The Muen separation kernel is another take on the use of formal methods for assuring the absence of bugs in an OS kernel. In contrast to seL4, Muen applies different technologies (Ada/SPARK) and addresses static partitioned systems. A natural use case is the co-hosting of virtual machines. In a multi-level scenario, each virtual machine hosts a guest OS for editing documents at one security level. The separation kernel enforces the information-flow policy between the virtual machines. In such scenarios, the predominant guest OS is MS Windows. Consequently, Muen had to support the virtualization of such commodity OSes. Genode already solved this problem for another microkernel by making VirtualBox available on top of NOVA. So the idea was born to leverage Genode's version of VirtualBox on top of Muen - essentially using Genode as a runtime environment for VirtualBox. As crazy as it sounds - it works! The release documentation has a dedicated section that tells the full story. Speaking of VirtualBox, the ability to run VirtualBox directly on a microkernel is certainly a key feature of Genode. With Genode 16.08, a first version of VirtualBox 5 becomes available on the NOVA kernel.

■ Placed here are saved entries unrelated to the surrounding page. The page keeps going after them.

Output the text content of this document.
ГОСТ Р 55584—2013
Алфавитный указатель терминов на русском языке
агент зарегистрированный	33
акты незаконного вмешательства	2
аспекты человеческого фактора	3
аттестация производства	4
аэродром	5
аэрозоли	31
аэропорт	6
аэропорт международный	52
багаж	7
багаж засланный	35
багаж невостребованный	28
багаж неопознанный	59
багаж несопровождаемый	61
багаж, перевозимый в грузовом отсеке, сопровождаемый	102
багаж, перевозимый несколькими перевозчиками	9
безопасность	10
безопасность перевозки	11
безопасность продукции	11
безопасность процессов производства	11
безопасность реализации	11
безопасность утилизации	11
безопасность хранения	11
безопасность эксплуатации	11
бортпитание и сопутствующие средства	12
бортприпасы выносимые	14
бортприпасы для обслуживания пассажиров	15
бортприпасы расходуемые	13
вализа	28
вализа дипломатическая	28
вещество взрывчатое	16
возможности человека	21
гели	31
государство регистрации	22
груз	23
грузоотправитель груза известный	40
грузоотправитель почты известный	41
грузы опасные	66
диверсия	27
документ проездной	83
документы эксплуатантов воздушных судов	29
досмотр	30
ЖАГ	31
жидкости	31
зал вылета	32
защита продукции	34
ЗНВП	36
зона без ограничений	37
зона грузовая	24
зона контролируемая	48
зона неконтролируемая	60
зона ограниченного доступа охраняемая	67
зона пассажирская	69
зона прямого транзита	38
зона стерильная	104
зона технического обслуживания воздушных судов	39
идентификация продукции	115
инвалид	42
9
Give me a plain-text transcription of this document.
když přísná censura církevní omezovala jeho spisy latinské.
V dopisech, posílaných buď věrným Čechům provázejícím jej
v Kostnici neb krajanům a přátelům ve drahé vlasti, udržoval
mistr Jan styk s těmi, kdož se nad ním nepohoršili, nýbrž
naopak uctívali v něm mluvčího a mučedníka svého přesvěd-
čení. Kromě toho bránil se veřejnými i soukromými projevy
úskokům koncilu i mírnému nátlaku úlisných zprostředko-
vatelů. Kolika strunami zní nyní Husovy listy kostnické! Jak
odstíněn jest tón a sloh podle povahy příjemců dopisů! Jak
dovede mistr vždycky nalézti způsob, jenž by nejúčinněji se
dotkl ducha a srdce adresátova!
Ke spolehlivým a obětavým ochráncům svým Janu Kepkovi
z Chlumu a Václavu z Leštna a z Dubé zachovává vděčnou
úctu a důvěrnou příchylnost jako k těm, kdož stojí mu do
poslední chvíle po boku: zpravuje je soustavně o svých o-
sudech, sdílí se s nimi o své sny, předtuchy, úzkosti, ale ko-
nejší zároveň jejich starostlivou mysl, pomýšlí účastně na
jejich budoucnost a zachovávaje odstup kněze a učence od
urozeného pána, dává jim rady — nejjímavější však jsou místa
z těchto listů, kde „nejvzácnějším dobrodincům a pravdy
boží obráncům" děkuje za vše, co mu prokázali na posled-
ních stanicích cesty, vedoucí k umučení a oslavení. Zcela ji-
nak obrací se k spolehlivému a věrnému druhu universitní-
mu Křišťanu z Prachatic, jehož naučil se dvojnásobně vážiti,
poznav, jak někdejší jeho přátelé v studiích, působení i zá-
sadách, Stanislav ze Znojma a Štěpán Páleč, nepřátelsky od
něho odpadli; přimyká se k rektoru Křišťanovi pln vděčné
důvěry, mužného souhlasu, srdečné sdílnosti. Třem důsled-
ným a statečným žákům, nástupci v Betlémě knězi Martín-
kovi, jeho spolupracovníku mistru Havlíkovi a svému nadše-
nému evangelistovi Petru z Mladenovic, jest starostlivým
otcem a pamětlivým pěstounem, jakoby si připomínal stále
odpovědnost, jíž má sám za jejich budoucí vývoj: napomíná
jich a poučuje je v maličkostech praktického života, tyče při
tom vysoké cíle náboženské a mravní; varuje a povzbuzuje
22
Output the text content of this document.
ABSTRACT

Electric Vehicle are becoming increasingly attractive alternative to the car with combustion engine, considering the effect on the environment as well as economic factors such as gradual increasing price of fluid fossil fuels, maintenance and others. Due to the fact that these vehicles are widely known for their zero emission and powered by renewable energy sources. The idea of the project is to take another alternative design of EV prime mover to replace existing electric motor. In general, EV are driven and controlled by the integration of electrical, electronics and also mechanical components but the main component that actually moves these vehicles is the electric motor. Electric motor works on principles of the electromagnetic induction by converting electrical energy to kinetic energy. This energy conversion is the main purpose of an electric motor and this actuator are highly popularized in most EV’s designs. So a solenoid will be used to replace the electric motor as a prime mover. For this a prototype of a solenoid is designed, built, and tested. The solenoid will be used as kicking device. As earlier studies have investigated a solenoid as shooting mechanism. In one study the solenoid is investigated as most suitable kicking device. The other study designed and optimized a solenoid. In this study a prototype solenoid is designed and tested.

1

The anecdotes above highlight the benefits of Genode's cross-kernel portability. The new version pushes this idea even further by attaining binary compatibility across all the supported kernels for a given CPU architecture. In fact, compiled once, an ELF binary of a regular component can be natively executed on kernels as different as seL4 and Linux as long as the component does not rely on a special feature of a particular kernel.

At a higher level, the current release extends the framework's library of ready-to-use building blocks in several areas. Most prominently, there are new network-related components for routing traffic, using TOR, and for distributing Genode over the network. Other added components are concerned with improving the use of Genode as a general-purpose OS, or to aid the optimization of components by the means of statistical profiling. Version 16.08 is further complemented with added board support for devices based on Xilinx Zynq, including drivers for GPIO, video DMA, SD cards, and I2C.

These and many more topics are covered in detail by the release documentation of version 16.08.